Eseguita la prima procedura di termoablazione per il trattamento di un tumore presso l’ospedale Umberto I di Enna
La prima procedura di termoablazione per il trattamento di un tumore è stata eseguita con successo presso il Reparto di Radiologia dell’Ospedale Umberto I di Enna, diretto dal dott. Enrico Di Maggio. Questo innovativo trattamento, già ampiamente utilizzato per numerose patologie oncologiche, è stato effettuato su un giovane paziente seguito dall’ortopedico dott. Giuseppe Fanzone, appartenente alla UOC di Ortopedia di Enna diretta dal dott. Arcangelo Russo.
La procedura di Radiologia Interventistica
La procedura di radiologia interventistica è stata eseguita dal dott. Edoardo Scibilia, parte del gruppo interventista del dott. Enrico Di Maggio. Il dott. Di Maggio è un pioniere in Italia per questo tipo di trattamenti, avendo eseguito le prime termoablazioni su pazienti con tumori del fegato e, circa 25 anni fa, il primo trattamento di termoablazione su un tumore polmonare in Sicilia.
Implicazioni tecniche e applicazioni
Il dott. Di Maggio ha spiegato che la termoablazione può essere utilizzata per trattare tumori del fegato, del polmone, dell’osso, e alcuni tumori renali e noduli tiroidei. Può essere una valida alternativa alla chirurgia anche per il trattamento del dolore cronico invalidante. La procedura consiste nell’inserire sonde guidate dall’imaging radiologico nel tessuto da trattare, che generano calore attraverso impulsi di radiofrequenza o microonde, portando il tessuto alla necrosi. Esiste anche la crioablazione, che utilizza il freddo per ottenere la morte cellulare.

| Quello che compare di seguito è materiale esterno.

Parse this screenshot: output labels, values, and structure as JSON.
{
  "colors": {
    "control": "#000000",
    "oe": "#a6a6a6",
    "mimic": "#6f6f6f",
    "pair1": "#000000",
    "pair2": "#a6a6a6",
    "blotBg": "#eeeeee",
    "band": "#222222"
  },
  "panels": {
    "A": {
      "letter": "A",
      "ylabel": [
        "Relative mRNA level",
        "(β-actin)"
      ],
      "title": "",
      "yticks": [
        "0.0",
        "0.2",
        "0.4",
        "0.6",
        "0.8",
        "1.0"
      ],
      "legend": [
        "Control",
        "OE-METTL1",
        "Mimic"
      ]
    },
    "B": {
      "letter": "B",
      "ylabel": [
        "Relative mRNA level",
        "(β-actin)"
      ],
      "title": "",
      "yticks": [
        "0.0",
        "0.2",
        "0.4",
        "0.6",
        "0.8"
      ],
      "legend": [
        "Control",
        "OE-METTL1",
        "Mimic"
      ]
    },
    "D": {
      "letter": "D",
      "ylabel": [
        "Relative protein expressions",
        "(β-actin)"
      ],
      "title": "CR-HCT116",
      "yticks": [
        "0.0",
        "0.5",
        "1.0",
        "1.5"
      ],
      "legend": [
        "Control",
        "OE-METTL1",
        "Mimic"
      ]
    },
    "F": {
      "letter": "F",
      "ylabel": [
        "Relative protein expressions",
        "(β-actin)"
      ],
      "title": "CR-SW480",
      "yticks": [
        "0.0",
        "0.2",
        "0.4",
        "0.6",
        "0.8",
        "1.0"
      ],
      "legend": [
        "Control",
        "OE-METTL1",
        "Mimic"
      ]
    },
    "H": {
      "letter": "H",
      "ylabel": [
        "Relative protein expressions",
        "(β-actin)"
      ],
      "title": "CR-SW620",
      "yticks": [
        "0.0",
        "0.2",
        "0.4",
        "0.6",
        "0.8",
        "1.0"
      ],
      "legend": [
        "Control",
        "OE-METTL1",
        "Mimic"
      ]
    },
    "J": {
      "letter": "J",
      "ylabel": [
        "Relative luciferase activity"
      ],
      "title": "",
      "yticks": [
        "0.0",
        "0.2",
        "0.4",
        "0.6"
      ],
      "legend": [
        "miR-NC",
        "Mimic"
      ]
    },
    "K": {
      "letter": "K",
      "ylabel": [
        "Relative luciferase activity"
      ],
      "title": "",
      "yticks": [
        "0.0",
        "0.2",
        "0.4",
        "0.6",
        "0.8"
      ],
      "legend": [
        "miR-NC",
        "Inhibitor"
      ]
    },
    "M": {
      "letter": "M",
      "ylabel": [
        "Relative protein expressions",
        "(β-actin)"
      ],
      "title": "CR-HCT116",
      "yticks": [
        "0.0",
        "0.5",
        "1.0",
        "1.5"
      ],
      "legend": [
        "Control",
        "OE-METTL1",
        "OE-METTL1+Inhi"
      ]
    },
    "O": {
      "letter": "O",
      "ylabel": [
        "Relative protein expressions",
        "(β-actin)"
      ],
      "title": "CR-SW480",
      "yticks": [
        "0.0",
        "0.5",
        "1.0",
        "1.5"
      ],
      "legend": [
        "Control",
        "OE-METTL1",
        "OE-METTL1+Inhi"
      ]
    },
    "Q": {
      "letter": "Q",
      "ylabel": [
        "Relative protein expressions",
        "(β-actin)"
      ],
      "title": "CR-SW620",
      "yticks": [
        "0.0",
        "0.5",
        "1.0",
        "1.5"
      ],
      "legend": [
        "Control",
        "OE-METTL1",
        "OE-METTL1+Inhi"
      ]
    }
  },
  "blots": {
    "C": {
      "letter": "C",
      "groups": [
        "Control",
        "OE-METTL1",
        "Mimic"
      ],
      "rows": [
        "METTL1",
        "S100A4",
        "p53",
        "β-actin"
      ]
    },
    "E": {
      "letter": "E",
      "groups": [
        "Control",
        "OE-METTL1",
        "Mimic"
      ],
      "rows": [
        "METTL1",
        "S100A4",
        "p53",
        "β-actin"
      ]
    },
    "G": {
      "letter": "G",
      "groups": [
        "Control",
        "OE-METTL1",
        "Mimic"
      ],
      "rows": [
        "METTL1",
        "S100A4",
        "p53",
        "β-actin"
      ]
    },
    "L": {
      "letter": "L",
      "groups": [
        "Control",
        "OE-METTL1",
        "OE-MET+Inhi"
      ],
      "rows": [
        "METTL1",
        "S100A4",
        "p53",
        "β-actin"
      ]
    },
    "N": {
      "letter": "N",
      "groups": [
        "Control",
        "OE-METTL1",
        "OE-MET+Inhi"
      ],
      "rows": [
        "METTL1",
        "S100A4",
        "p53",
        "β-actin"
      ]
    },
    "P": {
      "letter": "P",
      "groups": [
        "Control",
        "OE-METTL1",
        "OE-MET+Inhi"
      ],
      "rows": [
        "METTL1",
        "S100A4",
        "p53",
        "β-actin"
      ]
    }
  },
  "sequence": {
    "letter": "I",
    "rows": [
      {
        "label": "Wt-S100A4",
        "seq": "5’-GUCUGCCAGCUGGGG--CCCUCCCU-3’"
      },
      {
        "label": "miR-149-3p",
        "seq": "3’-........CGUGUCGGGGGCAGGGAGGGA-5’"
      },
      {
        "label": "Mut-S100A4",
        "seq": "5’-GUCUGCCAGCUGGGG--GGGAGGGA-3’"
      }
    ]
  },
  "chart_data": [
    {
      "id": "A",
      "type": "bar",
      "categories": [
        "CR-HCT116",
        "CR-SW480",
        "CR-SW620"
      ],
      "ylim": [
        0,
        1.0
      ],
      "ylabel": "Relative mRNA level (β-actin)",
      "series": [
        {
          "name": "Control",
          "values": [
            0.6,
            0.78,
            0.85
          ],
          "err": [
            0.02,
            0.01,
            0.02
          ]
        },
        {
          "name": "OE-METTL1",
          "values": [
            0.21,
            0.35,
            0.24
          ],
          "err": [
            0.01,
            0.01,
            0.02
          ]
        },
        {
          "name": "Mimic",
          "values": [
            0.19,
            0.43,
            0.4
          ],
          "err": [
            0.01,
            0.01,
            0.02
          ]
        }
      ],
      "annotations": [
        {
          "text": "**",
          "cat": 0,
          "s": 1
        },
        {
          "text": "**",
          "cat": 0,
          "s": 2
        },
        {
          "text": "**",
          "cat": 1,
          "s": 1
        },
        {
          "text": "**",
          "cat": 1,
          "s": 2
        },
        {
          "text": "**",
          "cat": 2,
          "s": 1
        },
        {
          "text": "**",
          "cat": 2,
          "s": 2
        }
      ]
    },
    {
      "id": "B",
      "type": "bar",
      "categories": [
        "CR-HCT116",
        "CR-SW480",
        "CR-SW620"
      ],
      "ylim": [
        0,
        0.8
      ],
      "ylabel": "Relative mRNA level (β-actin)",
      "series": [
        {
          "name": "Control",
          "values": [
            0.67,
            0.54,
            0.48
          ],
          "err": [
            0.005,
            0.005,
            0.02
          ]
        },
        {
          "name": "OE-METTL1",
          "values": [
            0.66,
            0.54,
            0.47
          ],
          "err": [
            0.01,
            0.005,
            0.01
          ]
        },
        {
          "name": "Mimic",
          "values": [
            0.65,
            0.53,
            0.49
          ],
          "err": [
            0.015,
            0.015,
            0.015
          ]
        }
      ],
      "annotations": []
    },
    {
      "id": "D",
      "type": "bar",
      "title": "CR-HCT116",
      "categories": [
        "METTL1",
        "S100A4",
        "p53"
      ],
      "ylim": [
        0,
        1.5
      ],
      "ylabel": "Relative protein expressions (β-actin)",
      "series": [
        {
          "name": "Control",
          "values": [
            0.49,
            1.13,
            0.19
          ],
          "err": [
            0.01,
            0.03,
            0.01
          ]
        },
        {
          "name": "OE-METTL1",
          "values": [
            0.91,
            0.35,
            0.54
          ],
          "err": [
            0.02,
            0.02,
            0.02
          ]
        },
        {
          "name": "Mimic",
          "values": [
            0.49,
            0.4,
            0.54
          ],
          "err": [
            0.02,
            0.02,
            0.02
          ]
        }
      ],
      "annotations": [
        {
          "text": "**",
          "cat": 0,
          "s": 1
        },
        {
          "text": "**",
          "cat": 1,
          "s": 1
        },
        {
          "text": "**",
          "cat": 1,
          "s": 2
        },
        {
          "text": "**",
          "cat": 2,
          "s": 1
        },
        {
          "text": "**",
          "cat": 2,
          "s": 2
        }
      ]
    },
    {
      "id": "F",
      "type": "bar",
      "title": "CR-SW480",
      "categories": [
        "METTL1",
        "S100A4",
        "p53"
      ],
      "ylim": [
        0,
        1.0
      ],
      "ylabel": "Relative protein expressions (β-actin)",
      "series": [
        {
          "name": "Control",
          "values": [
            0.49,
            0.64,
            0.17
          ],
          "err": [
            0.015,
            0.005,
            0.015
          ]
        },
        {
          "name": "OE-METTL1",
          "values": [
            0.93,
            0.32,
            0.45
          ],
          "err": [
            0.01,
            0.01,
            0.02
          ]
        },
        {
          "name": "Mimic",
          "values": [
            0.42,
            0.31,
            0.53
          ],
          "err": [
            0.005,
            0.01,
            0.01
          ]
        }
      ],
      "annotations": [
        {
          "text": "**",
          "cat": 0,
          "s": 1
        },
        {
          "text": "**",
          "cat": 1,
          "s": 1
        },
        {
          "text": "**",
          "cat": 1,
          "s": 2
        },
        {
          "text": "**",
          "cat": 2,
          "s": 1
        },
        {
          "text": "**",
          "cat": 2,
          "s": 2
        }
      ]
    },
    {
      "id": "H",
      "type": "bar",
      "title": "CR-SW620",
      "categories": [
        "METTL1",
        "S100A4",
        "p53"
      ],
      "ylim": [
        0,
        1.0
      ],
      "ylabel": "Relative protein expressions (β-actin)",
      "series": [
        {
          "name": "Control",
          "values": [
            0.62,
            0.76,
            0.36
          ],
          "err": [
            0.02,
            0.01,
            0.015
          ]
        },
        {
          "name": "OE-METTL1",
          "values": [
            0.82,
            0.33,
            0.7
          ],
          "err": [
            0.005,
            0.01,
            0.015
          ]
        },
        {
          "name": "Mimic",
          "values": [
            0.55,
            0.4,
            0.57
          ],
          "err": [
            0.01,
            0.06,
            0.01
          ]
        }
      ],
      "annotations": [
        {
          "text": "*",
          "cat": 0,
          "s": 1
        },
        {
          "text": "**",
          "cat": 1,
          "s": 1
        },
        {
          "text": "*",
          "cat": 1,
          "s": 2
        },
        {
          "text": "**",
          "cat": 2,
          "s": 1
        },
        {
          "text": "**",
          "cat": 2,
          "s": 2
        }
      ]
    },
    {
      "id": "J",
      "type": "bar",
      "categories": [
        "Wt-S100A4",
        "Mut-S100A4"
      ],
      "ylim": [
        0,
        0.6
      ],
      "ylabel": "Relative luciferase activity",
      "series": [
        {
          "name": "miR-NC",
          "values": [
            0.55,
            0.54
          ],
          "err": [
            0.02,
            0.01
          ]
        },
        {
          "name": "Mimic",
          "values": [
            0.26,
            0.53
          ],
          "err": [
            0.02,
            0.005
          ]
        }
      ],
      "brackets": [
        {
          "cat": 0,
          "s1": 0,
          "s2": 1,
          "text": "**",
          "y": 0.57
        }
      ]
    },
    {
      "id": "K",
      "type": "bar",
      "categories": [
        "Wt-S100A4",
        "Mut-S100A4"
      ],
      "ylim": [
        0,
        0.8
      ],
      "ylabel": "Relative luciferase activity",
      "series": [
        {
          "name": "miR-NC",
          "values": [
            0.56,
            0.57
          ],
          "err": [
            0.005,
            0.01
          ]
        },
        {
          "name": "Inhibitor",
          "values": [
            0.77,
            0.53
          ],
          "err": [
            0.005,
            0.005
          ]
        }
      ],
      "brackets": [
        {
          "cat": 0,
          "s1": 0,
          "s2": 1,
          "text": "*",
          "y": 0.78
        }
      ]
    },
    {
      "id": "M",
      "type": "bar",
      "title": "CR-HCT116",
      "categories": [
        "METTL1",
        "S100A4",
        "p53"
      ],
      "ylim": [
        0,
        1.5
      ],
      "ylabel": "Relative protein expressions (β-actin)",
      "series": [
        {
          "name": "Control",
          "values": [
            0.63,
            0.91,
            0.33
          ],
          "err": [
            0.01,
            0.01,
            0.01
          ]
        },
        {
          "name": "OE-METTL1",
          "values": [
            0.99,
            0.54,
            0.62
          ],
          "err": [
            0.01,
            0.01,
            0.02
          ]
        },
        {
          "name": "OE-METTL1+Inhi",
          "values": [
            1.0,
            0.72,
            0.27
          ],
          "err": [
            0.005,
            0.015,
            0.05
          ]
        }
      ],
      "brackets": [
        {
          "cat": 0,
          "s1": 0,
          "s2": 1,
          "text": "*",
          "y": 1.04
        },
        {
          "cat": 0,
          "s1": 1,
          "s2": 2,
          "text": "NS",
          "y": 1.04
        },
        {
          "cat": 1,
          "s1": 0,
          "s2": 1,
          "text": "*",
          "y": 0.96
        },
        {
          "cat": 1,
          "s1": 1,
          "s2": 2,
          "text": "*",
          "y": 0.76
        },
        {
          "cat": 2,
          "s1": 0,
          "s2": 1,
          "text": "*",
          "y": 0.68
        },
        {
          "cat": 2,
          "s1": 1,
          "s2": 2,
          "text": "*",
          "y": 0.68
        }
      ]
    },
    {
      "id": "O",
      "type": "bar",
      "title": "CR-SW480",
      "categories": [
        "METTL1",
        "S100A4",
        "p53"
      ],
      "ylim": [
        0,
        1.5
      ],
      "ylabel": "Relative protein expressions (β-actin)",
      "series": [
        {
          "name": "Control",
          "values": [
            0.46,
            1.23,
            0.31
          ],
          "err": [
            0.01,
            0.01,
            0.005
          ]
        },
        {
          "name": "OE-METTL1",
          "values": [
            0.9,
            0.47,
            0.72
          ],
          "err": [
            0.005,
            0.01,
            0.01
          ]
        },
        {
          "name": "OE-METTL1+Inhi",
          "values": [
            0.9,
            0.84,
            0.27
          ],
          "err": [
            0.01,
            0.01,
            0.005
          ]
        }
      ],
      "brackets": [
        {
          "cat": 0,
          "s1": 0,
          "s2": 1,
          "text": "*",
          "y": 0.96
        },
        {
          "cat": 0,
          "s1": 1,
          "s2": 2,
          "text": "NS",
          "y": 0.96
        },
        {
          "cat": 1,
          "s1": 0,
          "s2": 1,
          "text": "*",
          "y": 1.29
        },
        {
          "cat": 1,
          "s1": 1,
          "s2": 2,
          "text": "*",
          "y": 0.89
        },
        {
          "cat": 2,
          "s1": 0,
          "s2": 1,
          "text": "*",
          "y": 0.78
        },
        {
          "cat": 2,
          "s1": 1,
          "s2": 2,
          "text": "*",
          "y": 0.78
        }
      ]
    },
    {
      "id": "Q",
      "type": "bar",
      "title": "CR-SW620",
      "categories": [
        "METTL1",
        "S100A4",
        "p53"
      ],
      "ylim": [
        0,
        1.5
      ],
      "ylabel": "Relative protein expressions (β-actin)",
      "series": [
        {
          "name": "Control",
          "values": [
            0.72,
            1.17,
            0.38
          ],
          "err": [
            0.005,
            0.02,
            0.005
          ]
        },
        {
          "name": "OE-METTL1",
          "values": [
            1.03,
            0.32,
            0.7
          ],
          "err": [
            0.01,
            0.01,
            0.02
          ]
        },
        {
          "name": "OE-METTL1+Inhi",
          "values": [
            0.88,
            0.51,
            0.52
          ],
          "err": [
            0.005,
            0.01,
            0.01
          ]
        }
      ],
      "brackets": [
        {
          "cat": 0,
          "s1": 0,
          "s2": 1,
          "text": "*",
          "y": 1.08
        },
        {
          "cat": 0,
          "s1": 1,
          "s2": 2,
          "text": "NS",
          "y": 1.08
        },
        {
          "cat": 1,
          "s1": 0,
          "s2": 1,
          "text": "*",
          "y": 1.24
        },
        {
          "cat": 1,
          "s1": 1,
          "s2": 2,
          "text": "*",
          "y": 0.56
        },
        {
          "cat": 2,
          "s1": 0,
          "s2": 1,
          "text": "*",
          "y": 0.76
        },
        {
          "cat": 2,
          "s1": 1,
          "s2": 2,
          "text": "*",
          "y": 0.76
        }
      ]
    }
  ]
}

Considerazioni finali del dott. Di Maggio
Il dott. Di Maggio ha concluso sottolineando l’importanza della collaborazione sinergica tra la radiologia e le altre professionalità presenti nell’ospedale, in particolare i reparti chirurgici e oncologici. Questa collaborazione può offrire alternative terapeutiche o complementari ai trattamenti convenzionali. L’intervento di termoablazione ha una breve durata, è eseguito con supporto anestesiologico e richiede una degenza ospedaliera di uno o due giorni.